Heightened Seizure Severity in Somatostatin Knockout Mice.
Abstract number :
A.11
Submission category :
Year :
2000
Submission ID :
836
Source :
www.aesnet.org
Presentation date :
12/2/2000 12:00:00 AM
Published date :
Dec 1, 2000, 06:00 AM
Authors :
Malcolm J Low, Veronica Otero, Marcelo Rubinstein, Paul S Buckmaster, Vollum Institute, Portland, OR; Univ of Buenos Aires, Buenos Aires, Argentina; Stanford Univ Sch of Medicine, Stanford, CA.

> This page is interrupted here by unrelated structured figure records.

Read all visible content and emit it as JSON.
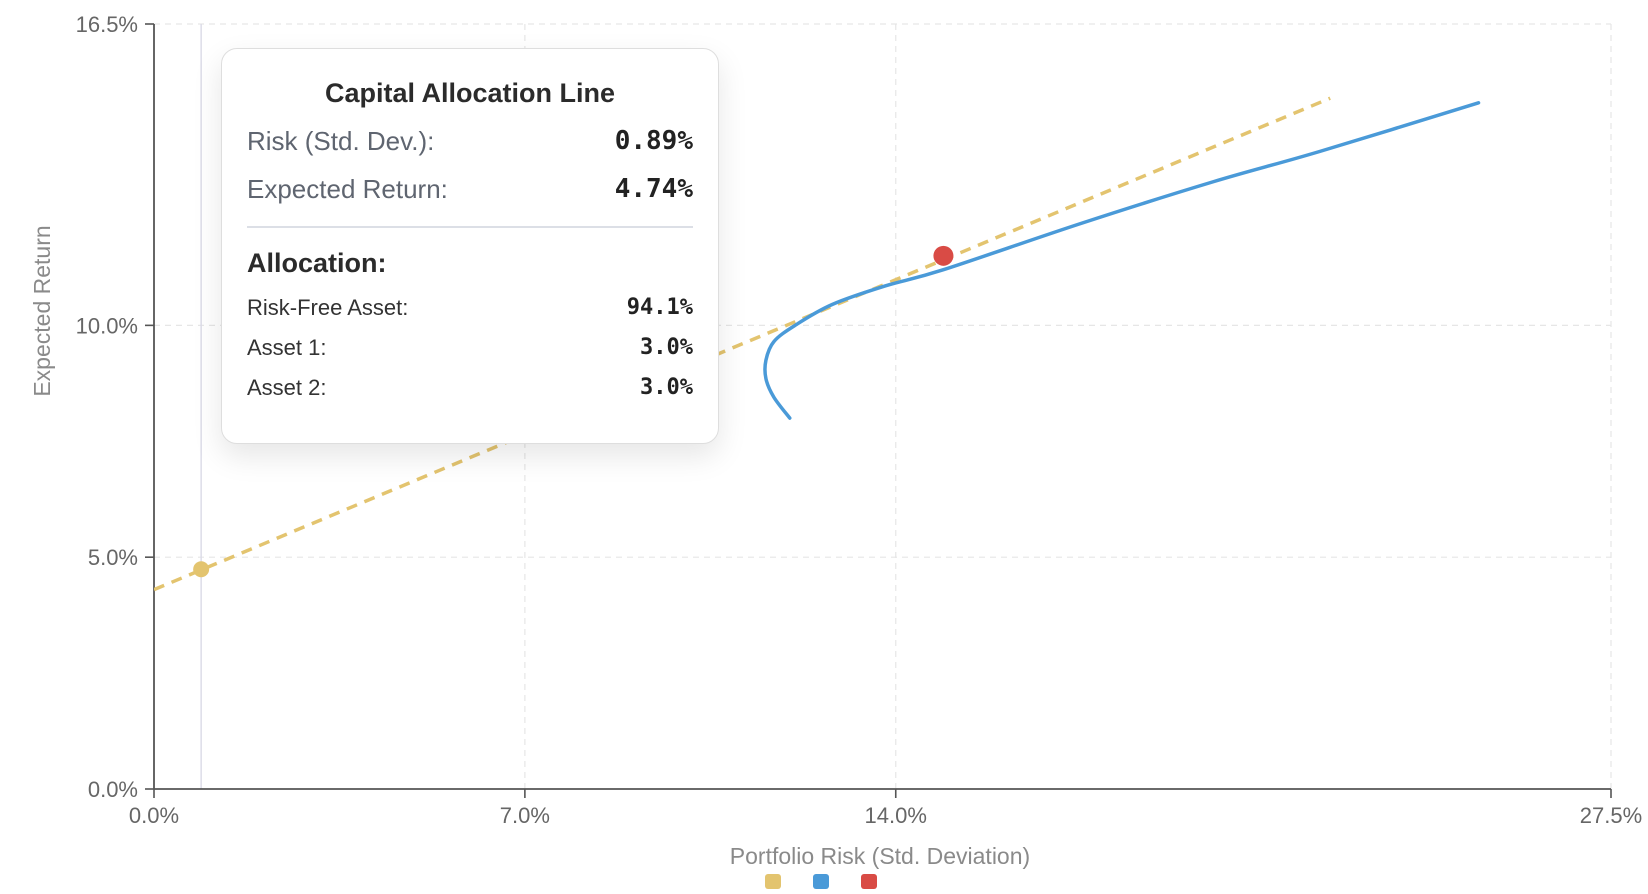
{
  "chart_data": {
    "type": "line",
    "title": "",
    "xlabel": "Portfolio Risk (Std. Deviation)",
    "ylabel": "Expected Return",
    "xlim": [
      0,
      27.5
    ],
    "ylim": [
      0,
      16.5
    ],
    "x_ticks": [
      "0.0%",
      "7.0%",
      "14.0%",
      "27.5%"
    ],
    "x_tick_values": [
      0,
      7,
      14,
      27.5
    ],
    "y_ticks": [
      "0.0%",
      "5.0%",
      "10.0%",
      "16.5%"
    ],
    "y_tick_values": [
      0,
      5,
      10,
      16.5
    ],
    "grid": true,
    "legend_position": "bottom-center",
    "series": [
      {
        "kind": "dashed-line",
        "color": "#e3c46f",
        "x": [
          0,
          22.2
        ],
        "y": [
          4.3,
          14.9
        ]
      },
      {
        "kind": "curve",
        "color": "#4a9ad8",
        "x": [
          12.0,
          11.7,
          11.55,
          11.55,
          11.7,
          12.1,
          12.8,
          13.8,
          14.9,
          17.5,
          20.0,
          22.0,
          25.0
        ],
        "y": [
          8.0,
          8.45,
          8.85,
          9.25,
          9.65,
          10.0,
          10.45,
          10.85,
          11.2,
          12.2,
          13.1,
          13.75,
          14.8
        ]
      },
      {
        "kind": "point",
        "color": "#d94b45",
        "x": [
          14.9
        ],
        "y": [
          11.5
        ]
      },
      {
        "kind": "point",
        "color": "#e3c46f",
        "x": [
          0.89
        ],
        "y": [
          4.74
        ]
      }
    ],
    "crosshair_x": 0.89
  },
  "tooltip": {
    "title": "Capital Allocation Line",
    "risk_label": "Risk (Std. Dev.):",
    "risk_value": "0.89%",
    "return_label": "Expected Return:",
    "return_value": "4.74%",
    "allocation_heading": "Allocation:",
    "allocations": [
      {
        "label": "Risk-Free Asset:",
        "value": "94.1%"
      },
      {
        "label": "Asset 1:",
        "value": "3.0%"
      },
      {
        "label": "Asset 2:",
        "value": "3.0%"
      }
    ]
  },
  "legend": [
    {
      "color": "#e3c46f"
    },
    {
      "color": "#4a9ad8"
    },
    {
      "color": "#d94b45"
    }
  ]
}
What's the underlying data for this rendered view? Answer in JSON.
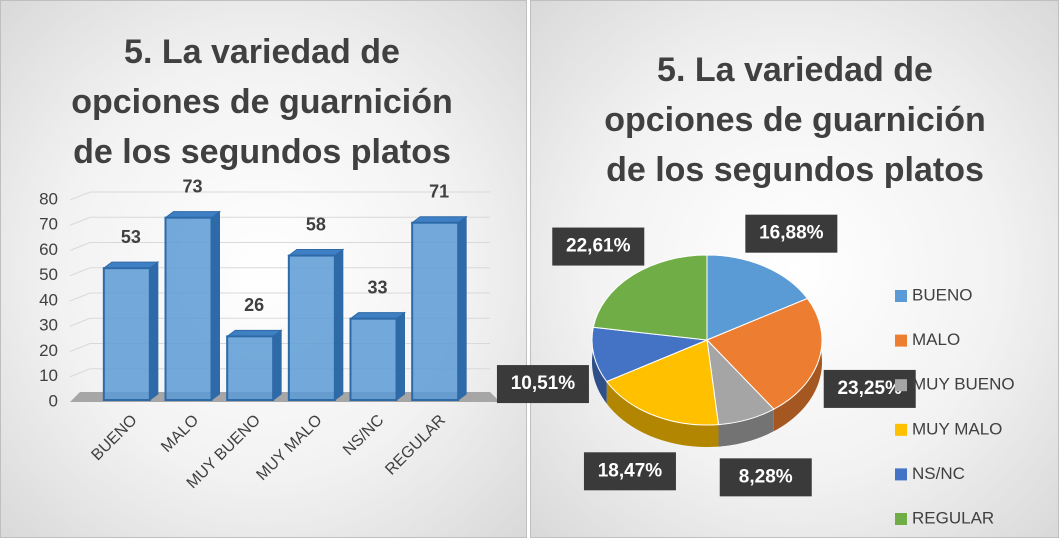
{
  "chart_data": [
    {
      "type": "bar",
      "title": "5. La variedad de opciones de guarnición de los segundos platos",
      "categories": [
        "BUENO",
        "MALO",
        "MUY BUENO",
        "MUY MALO",
        "NS/NC",
        "REGULAR"
      ],
      "values": [
        53,
        73,
        26,
        58,
        33,
        71
      ],
      "color": "#5b9bd5",
      "ylim": [
        0,
        80
      ],
      "yticks": [
        0,
        10,
        20,
        30,
        40,
        50,
        60,
        70,
        80
      ],
      "grid": true
    },
    {
      "type": "pie",
      "title": "5. La variedad de opciones de guarnición de los segundos platos",
      "categories": [
        "BUENO",
        "MALO",
        "MUY BUENO",
        "MUY MALO",
        "NS/NC",
        "REGULAR"
      ],
      "values": [
        16.88,
        23.25,
        8.28,
        18.47,
        10.51,
        22.61
      ],
      "value_labels": [
        "16,88%",
        "23,25%",
        "8,28%",
        "18,47%",
        "10,51%",
        "22,61%"
      ],
      "colors": [
        "#5b9bd5",
        "#ed7d31",
        "#a5a5a5",
        "#ffc000",
        "#4472c4",
        "#70ad47"
      ],
      "legend": "right"
    }
  ]
}
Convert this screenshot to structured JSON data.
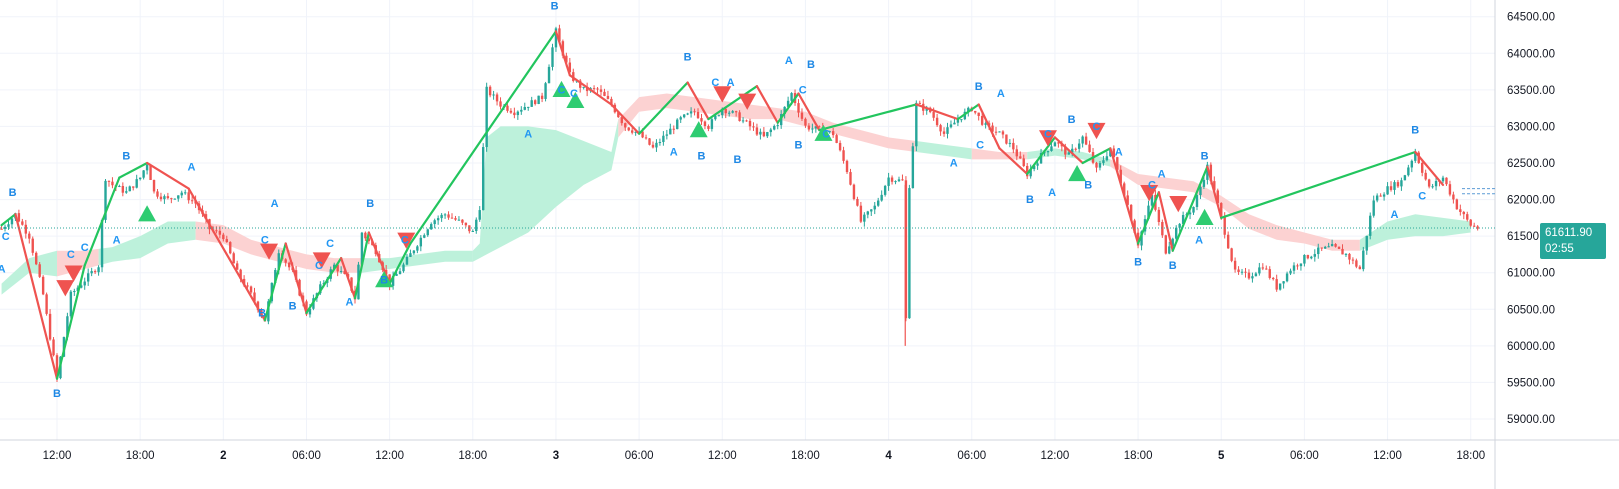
{
  "chart_data": {
    "type": "candlestick",
    "title": "",
    "y_axis": {
      "side": "right",
      "range": [
        58600,
        64800
      ],
      "ticks": [
        "64500.00",
        "64000.00",
        "63500.00",
        "63000.00",
        "62500.00",
        "62000.00",
        "61500.00",
        "61000.00",
        "60500.00",
        "60000.00",
        "59500.00",
        "59000.00"
      ]
    },
    "x_axis": {
      "ticks": [
        {
          "label": "12:00",
          "day": false,
          "h": 10
        },
        {
          "label": "18:00",
          "day": false,
          "h": 16
        },
        {
          "label": "2",
          "day": true,
          "h": 22
        },
        {
          "label": "06:00",
          "day": false,
          "h": 28
        },
        {
          "label": "12:00",
          "day": false,
          "h": 34
        },
        {
          "label": "18:00",
          "day": false,
          "h": 40
        },
        {
          "label": "3",
          "day": true,
          "h": 46
        },
        {
          "label": "06:00",
          "day": false,
          "h": 52
        },
        {
          "label": "12:00",
          "day": false,
          "h": 58
        },
        {
          "label": "18:00",
          "day": false,
          "h": 64
        },
        {
          "label": "4",
          "day": true,
          "h": 70
        },
        {
          "label": "06:00",
          "day": false,
          "h": 76
        },
        {
          "label": "12:00",
          "day": false,
          "h": 82
        },
        {
          "label": "18:00",
          "day": false,
          "h": 88
        },
        {
          "label": "5",
          "day": true,
          "h": 94
        },
        {
          "label": "06:00",
          "day": false,
          "h": 100
        },
        {
          "label": "12:00",
          "day": false,
          "h": 106
        },
        {
          "label": "18:00",
          "day": false,
          "h": 112
        }
      ],
      "h_range": [
        6,
        114
      ]
    },
    "grid": true,
    "last_price": {
      "value": 61611.9,
      "label": "61611.90",
      "countdown": "02:55"
    },
    "colors": {
      "up": "#26a69a",
      "down": "#ef5350",
      "band_bull": "#b9f0d9",
      "band_bear": "#fcd0d0",
      "zig": "#ef5350",
      "zig_up": "#22c55e",
      "label": "#2962ff"
    },
    "price_path": [
      [
        6,
        61600
      ],
      [
        7,
        61800
      ],
      [
        8,
        61500
      ],
      [
        9,
        60700
      ],
      [
        10,
        59550
      ],
      [
        11,
        60700
      ],
      [
        12,
        60900
      ],
      [
        13,
        61100
      ],
      [
        13.5,
        62300
      ],
      [
        14,
        62200
      ],
      [
        15,
        62100
      ],
      [
        16,
        62300
      ],
      [
        16.5,
        62500
      ],
      [
        17,
        62100
      ],
      [
        18,
        62000
      ],
      [
        19,
        62100
      ],
      [
        20,
        61950
      ],
      [
        21,
        61600
      ],
      [
        22,
        61500
      ],
      [
        23,
        61000
      ],
      [
        24,
        60700
      ],
      [
        25,
        60350
      ],
      [
        26,
        61300
      ],
      [
        27,
        61000
      ],
      [
        28,
        60450
      ],
      [
        29,
        60800
      ],
      [
        30,
        61100
      ],
      [
        31,
        60900
      ],
      [
        31.5,
        60650
      ],
      [
        32,
        61550
      ],
      [
        33,
        61300
      ],
      [
        34,
        60850
      ],
      [
        35,
        61100
      ],
      [
        36,
        61400
      ],
      [
        37,
        61700
      ],
      [
        38,
        61800
      ],
      [
        39,
        61700
      ],
      [
        40,
        61550
      ],
      [
        40.5,
        61900
      ],
      [
        41,
        63500
      ],
      [
        42,
        63300
      ],
      [
        43,
        63200
      ],
      [
        44,
        63300
      ],
      [
        45,
        63400
      ],
      [
        46,
        64300
      ],
      [
        47,
        63700
      ],
      [
        48,
        63500
      ],
      [
        49,
        63500
      ],
      [
        50,
        63300
      ],
      [
        51,
        63000
      ],
      [
        52,
        62900
      ],
      [
        53,
        62700
      ],
      [
        54,
        62900
      ],
      [
        55,
        63100
      ],
      [
        56,
        63200
      ],
      [
        57,
        63000
      ],
      [
        58,
        63250
      ],
      [
        59,
        63150
      ],
      [
        60,
        63000
      ],
      [
        61,
        62850
      ],
      [
        62,
        63050
      ],
      [
        63,
        63450
      ],
      [
        64,
        63000
      ],
      [
        65,
        62950
      ],
      [
        66,
        62900
      ],
      [
        67,
        62400
      ],
      [
        68,
        61700
      ],
      [
        69,
        61900
      ],
      [
        70,
        62300
      ],
      [
        71,
        62250
      ],
      [
        71.2,
        60000
      ],
      [
        71.5,
        62200
      ],
      [
        72,
        63300
      ],
      [
        73,
        63200
      ],
      [
        74,
        62900
      ],
      [
        75,
        63100
      ],
      [
        76,
        63250
      ],
      [
        77,
        63000
      ],
      [
        78,
        62900
      ],
      [
        79,
        62700
      ],
      [
        80,
        62350
      ],
      [
        81,
        62600
      ],
      [
        82,
        62800
      ],
      [
        83,
        62600
      ],
      [
        84,
        62850
      ],
      [
        85,
        62400
      ],
      [
        86,
        62700
      ],
      [
        87,
        62100
      ],
      [
        88,
        61400
      ],
      [
        89,
        62050
      ],
      [
        90,
        61300
      ],
      [
        91,
        61700
      ],
      [
        92,
        61900
      ],
      [
        93,
        62450
      ],
      [
        94,
        61750
      ],
      [
        95,
        61000
      ],
      [
        96,
        60950
      ],
      [
        97,
        61100
      ],
      [
        98,
        60800
      ],
      [
        99,
        61050
      ],
      [
        100,
        61200
      ],
      [
        101,
        61300
      ],
      [
        102,
        61350
      ],
      [
        103,
        61250
      ],
      [
        104,
        61050
      ],
      [
        105,
        62000
      ],
      [
        106,
        62150
      ],
      [
        107,
        62250
      ],
      [
        108,
        62650
      ],
      [
        109,
        62150
      ],
      [
        110,
        62300
      ],
      [
        111,
        61900
      ],
      [
        112,
        61650
      ],
      [
        112.5,
        61612
      ]
    ],
    "cloud": [
      [
        6,
        60850,
        60700
      ],
      [
        8,
        61200,
        61000
      ],
      [
        10,
        61300,
        60950
      ],
      [
        12,
        61300,
        61050
      ],
      [
        14,
        61350,
        61150
      ],
      [
        16,
        61500,
        61200
      ],
      [
        18,
        61700,
        61400
      ],
      [
        20,
        61700,
        61450
      ],
      [
        22,
        61650,
        61400
      ],
      [
        24,
        61450,
        61250
      ],
      [
        26,
        61350,
        61150
      ],
      [
        28,
        61250,
        61050
      ],
      [
        30,
        61200,
        61000
      ],
      [
        32,
        61200,
        61000
      ],
      [
        34,
        61200,
        61050
      ],
      [
        36,
        61250,
        61100
      ],
      [
        38,
        61300,
        61150
      ],
      [
        40,
        61300,
        61150
      ],
      [
        40.5,
        61400,
        61200
      ],
      [
        41,
        62850,
        61250
      ],
      [
        42,
        63000,
        61350
      ],
      [
        44,
        63000,
        61550
      ],
      [
        46,
        62950,
        61900
      ],
      [
        48,
        62800,
        62200
      ],
      [
        50,
        62650,
        62400
      ],
      [
        50.5,
        63100,
        62850
      ],
      [
        52,
        63400,
        63200
      ],
      [
        54,
        63450,
        63250
      ],
      [
        56,
        63400,
        63200
      ],
      [
        58,
        63350,
        63150
      ],
      [
        60,
        63300,
        63100
      ],
      [
        62,
        63250,
        63100
      ],
      [
        64,
        63200,
        63000
      ],
      [
        66,
        63050,
        62900
      ],
      [
        68,
        62950,
        62800
      ],
      [
        70,
        62850,
        62700
      ],
      [
        72,
        62800,
        62650
      ],
      [
        74,
        62750,
        62600
      ],
      [
        76,
        62700,
        62550
      ],
      [
        78,
        62650,
        62550
      ],
      [
        80,
        62650,
        62550
      ],
      [
        82,
        62700,
        62600
      ],
      [
        84,
        62650,
        62550
      ],
      [
        86,
        62550,
        62450
      ],
      [
        88,
        62350,
        62200
      ],
      [
        90,
        62300,
        62150
      ],
      [
        92,
        62250,
        62100
      ],
      [
        94,
        62050,
        61900
      ],
      [
        96,
        61800,
        61600
      ],
      [
        98,
        61650,
        61450
      ],
      [
        100,
        61550,
        61400
      ],
      [
        102,
        61450,
        61300
      ],
      [
        104,
        61450,
        61300
      ],
      [
        106,
        61700,
        61450
      ],
      [
        108,
        61800,
        61500
      ],
      [
        110,
        61750,
        61500
      ],
      [
        112,
        61700,
        61550
      ]
    ],
    "cloud_states": [
      [
        6,
        10,
        "bull"
      ],
      [
        10,
        13,
        "bear"
      ],
      [
        13,
        20,
        "bull"
      ],
      [
        20,
        32,
        "bear"
      ],
      [
        32,
        40,
        "bull"
      ],
      [
        40,
        50.5,
        "bull"
      ],
      [
        50.5,
        63.5,
        "bear"
      ],
      [
        63.5,
        72,
        "bear"
      ],
      [
        72,
        76,
        "bull"
      ],
      [
        76,
        80,
        "bear"
      ],
      [
        80,
        86,
        "bull"
      ],
      [
        86,
        104,
        "bear"
      ],
      [
        104,
        112,
        "bull"
      ]
    ],
    "zigzag": [
      [
        6,
        61650
      ],
      [
        7,
        61800
      ],
      [
        10,
        59550
      ],
      [
        12,
        61100
      ],
      [
        14.5,
        62300
      ],
      [
        16.5,
        62500
      ],
      [
        19.5,
        62150
      ],
      [
        25,
        60350
      ],
      [
        26.5,
        61400
      ],
      [
        28,
        60450
      ],
      [
        30.5,
        61200
      ],
      [
        31.5,
        60650
      ],
      [
        32.5,
        61550
      ],
      [
        34,
        60850
      ],
      [
        35.5,
        61400
      ],
      [
        46,
        64300
      ],
      [
        47,
        63700
      ],
      [
        50,
        63300
      ],
      [
        52,
        62900
      ],
      [
        55.5,
        63600
      ],
      [
        57,
        63100
      ],
      [
        60.5,
        63550
      ],
      [
        62,
        63050
      ],
      [
        63.5,
        63450
      ],
      [
        65,
        62950
      ],
      [
        72,
        63300
      ],
      [
        75,
        63100
      ],
      [
        76.5,
        63300
      ],
      [
        78,
        62700
      ],
      [
        80,
        62350
      ],
      [
        82,
        62850
      ],
      [
        84,
        62500
      ],
      [
        86,
        62700
      ],
      [
        88,
        61400
      ],
      [
        89.5,
        62100
      ],
      [
        90.5,
        61300
      ],
      [
        93,
        62450
      ],
      [
        94,
        61750
      ],
      [
        108,
        62650
      ],
      [
        110,
        62200
      ]
    ],
    "markers": [
      {
        "h": 6.8,
        "p": 62050,
        "t": "B",
        "c": "label"
      },
      {
        "h": 6.3,
        "p": 61450,
        "t": "C",
        "c": "label"
      },
      {
        "h": 6.0,
        "p": 61000,
        "t": "A",
        "c": "label"
      },
      {
        "h": 10.0,
        "p": 59300,
        "t": "B",
        "c": "label"
      },
      {
        "h": 11.0,
        "p": 61200,
        "t": "C",
        "c": "label"
      },
      {
        "h": 12.0,
        "p": 61300,
        "t": "C",
        "c": "label"
      },
      {
        "h": 15.0,
        "p": 62550,
        "t": "B",
        "c": "label"
      },
      {
        "h": 14.3,
        "p": 61400,
        "t": "A",
        "c": "label"
      },
      {
        "h": 19.7,
        "p": 62400,
        "t": "A",
        "c": "label"
      },
      {
        "h": 25.7,
        "p": 61900,
        "t": "A",
        "c": "label"
      },
      {
        "h": 25.0,
        "p": 61400,
        "t": "C",
        "c": "label"
      },
      {
        "h": 24.8,
        "p": 60400,
        "t": "B",
        "c": "label"
      },
      {
        "h": 27.0,
        "p": 60500,
        "t": "B",
        "c": "label"
      },
      {
        "h": 29.7,
        "p": 61350,
        "t": "C",
        "c": "label"
      },
      {
        "h": 28.9,
        "p": 61050,
        "t": "C",
        "c": "label"
      },
      {
        "h": 32.6,
        "p": 61900,
        "t": "B",
        "c": "label"
      },
      {
        "h": 31.1,
        "p": 60550,
        "t": "A",
        "c": "label"
      },
      {
        "h": 33.6,
        "p": 60850,
        "t": "B",
        "c": "label"
      },
      {
        "h": 35.1,
        "p": 61400,
        "t": "C",
        "c": "label"
      },
      {
        "h": 45.9,
        "p": 64600,
        "t": "B",
        "c": "label"
      },
      {
        "h": 44.0,
        "p": 62850,
        "t": "A",
        "c": "label"
      },
      {
        "h": 46.4,
        "p": 63450,
        "t": "C",
        "c": "label"
      },
      {
        "h": 47.3,
        "p": 63400,
        "t": "C",
        "c": "label"
      },
      {
        "h": 55.5,
        "p": 63900,
        "t": "B",
        "c": "label"
      },
      {
        "h": 54.5,
        "p": 62600,
        "t": "A",
        "c": "label"
      },
      {
        "h": 56.5,
        "p": 62550,
        "t": "B",
        "c": "label"
      },
      {
        "h": 57.5,
        "p": 63550,
        "t": "C",
        "c": "label"
      },
      {
        "h": 58.6,
        "p": 63550,
        "t": "A",
        "c": "label"
      },
      {
        "h": 59.1,
        "p": 62500,
        "t": "B",
        "c": "label"
      },
      {
        "h": 62.8,
        "p": 63850,
        "t": "A",
        "c": "label"
      },
      {
        "h": 64.4,
        "p": 63800,
        "t": "B",
        "c": "label"
      },
      {
        "h": 63.8,
        "p": 63450,
        "t": "C",
        "c": "label"
      },
      {
        "h": 63.5,
        "p": 62700,
        "t": "B",
        "c": "label"
      },
      {
        "h": 65.5,
        "p": 62850,
        "t": "C",
        "c": "label"
      },
      {
        "h": 76.5,
        "p": 63500,
        "t": "B",
        "c": "label"
      },
      {
        "h": 78.1,
        "p": 63400,
        "t": "A",
        "c": "label"
      },
      {
        "h": 76.6,
        "p": 62700,
        "t": "C",
        "c": "label"
      },
      {
        "h": 74.7,
        "p": 62450,
        "t": "A",
        "c": "label"
      },
      {
        "h": 81.5,
        "p": 62850,
        "t": "C",
        "c": "label"
      },
      {
        "h": 83.2,
        "p": 63050,
        "t": "B",
        "c": "label"
      },
      {
        "h": 85.0,
        "p": 62950,
        "t": "C",
        "c": "label"
      },
      {
        "h": 80.2,
        "p": 61950,
        "t": "B",
        "c": "label"
      },
      {
        "h": 81.8,
        "p": 62050,
        "t": "A",
        "c": "label"
      },
      {
        "h": 84.4,
        "p": 62150,
        "t": "B",
        "c": "label"
      },
      {
        "h": 86.6,
        "p": 62600,
        "t": "A",
        "c": "label"
      },
      {
        "h": 88.0,
        "p": 61100,
        "t": "B",
        "c": "label"
      },
      {
        "h": 89.0,
        "p": 62150,
        "t": "C",
        "c": "label"
      },
      {
        "h": 89.7,
        "p": 62300,
        "t": "A",
        "c": "label"
      },
      {
        "h": 90.5,
        "p": 61050,
        "t": "B",
        "c": "label"
      },
      {
        "h": 92.8,
        "p": 62550,
        "t": "B",
        "c": "label"
      },
      {
        "h": 92.4,
        "p": 61400,
        "t": "A",
        "c": "label"
      },
      {
        "h": 108.0,
        "p": 62900,
        "t": "B",
        "c": "label"
      },
      {
        "h": 106.5,
        "p": 61750,
        "t": "A",
        "c": "label"
      },
      {
        "h": 108.5,
        "p": 62000,
        "t": "C",
        "c": "label"
      }
    ],
    "triangles": [
      {
        "h": 11.2,
        "p": 61000,
        "dir": "down"
      },
      {
        "h": 10.6,
        "p": 60800,
        "dir": "down"
      },
      {
        "h": 16.5,
        "p": 61800,
        "dir": "up"
      },
      {
        "h": 25.3,
        "p": 61300,
        "dir": "down"
      },
      {
        "h": 29.1,
        "p": 61180,
        "dir": "down"
      },
      {
        "h": 33.6,
        "p": 60900,
        "dir": "up"
      },
      {
        "h": 35.2,
        "p": 61450,
        "dir": "down"
      },
      {
        "h": 46.4,
        "p": 63500,
        "dir": "up"
      },
      {
        "h": 47.4,
        "p": 63350,
        "dir": "up"
      },
      {
        "h": 56.3,
        "p": 62950,
        "dir": "up"
      },
      {
        "h": 58.0,
        "p": 63450,
        "dir": "down"
      },
      {
        "h": 59.8,
        "p": 63350,
        "dir": "down"
      },
      {
        "h": 65.3,
        "p": 62900,
        "dir": "up"
      },
      {
        "h": 81.5,
        "p": 62850,
        "dir": "down"
      },
      {
        "h": 83.6,
        "p": 62350,
        "dir": "up"
      },
      {
        "h": 85.0,
        "p": 62950,
        "dir": "down"
      },
      {
        "h": 88.8,
        "p": 62100,
        "dir": "down"
      },
      {
        "h": 90.9,
        "p": 61950,
        "dir": "down"
      },
      {
        "h": 92.8,
        "p": 61750,
        "dir": "up"
      }
    ]
  }
}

RATIONALE: Patients and experimental models of temporal lobe epilepsy display loss of somatostatinergic neurons in the dentate gyrus. To determine if loss of the peptide somatostatin contributes to epileptic seizures we examined kainate-evoked seizures and kindling in somatostatin knockout (SSKO) mice. METHODS: A mutated Smst gene allele with deletion of promoter sequences and the first coding exon was generated by homologous recombination in embryonic stem cells. Germline penetrant chimeras (129P2/OlaHsd, C57BL/6J) were derived from these ES cells and subsequently the null allele was backcrossed for 5 generations onto the C57BL/6J genetic background. N5 congenic heterozygote mating pairs produced the mice used for this study. No somatostatin peptides could be measured by radioimmunoassay or immunohistochemistry in the brain or GI tract of SSKO mice. Control and SSKO mice were treated with kainate (25 mg/kg ip, n=25) which evokes limbic seizures, or kindled by daily electrical stimulation of the perforant path (n=24) to more specifically challenge the dentate gyrus. RESULTS: Timm staining, acetylcholinesterase histochemistry, immunocytochemistry for NPY, calbindin, calretinin, and parvalbumin, and optical fractionator counting of Nissl-stained hilar neurons (14,363 vs 14,093 per dentate gyrus, P>0.7) reveals no obvious compensatory changes or developmental abnormalities in the dentate gyrus of SSKO mice. In response to kainate, SSKO mice have slightly more severe seizures than controls. Their average latency to stage 5 seizures is shorter than controls (12.4 vs 22.8 min, P<0.07), their average maximal behavioral seizure score is higher (5.8 vs 4.7, P<0.05), and they are more likely to die (88 vs 56%, P<0.08). In response to kindling, mean afterdischarge duration in SSKO mice is slightly longer (19.7 vs 18.2 sec, P<0.07), but the number of treatments to 5 stage 4-5 seizures is similar to controls (17.9 vs 16.6, P>0.6). CONCLUSIONS: These findings suggest that somatostatin may be mildly anticonvulsant, but its loss alone is unlikely to account for seizures in temporal lobe epilepsy. Supported by Medical Research Foundation of Oregon, NIH (NS01778), and Burroughs Wellcome Fund.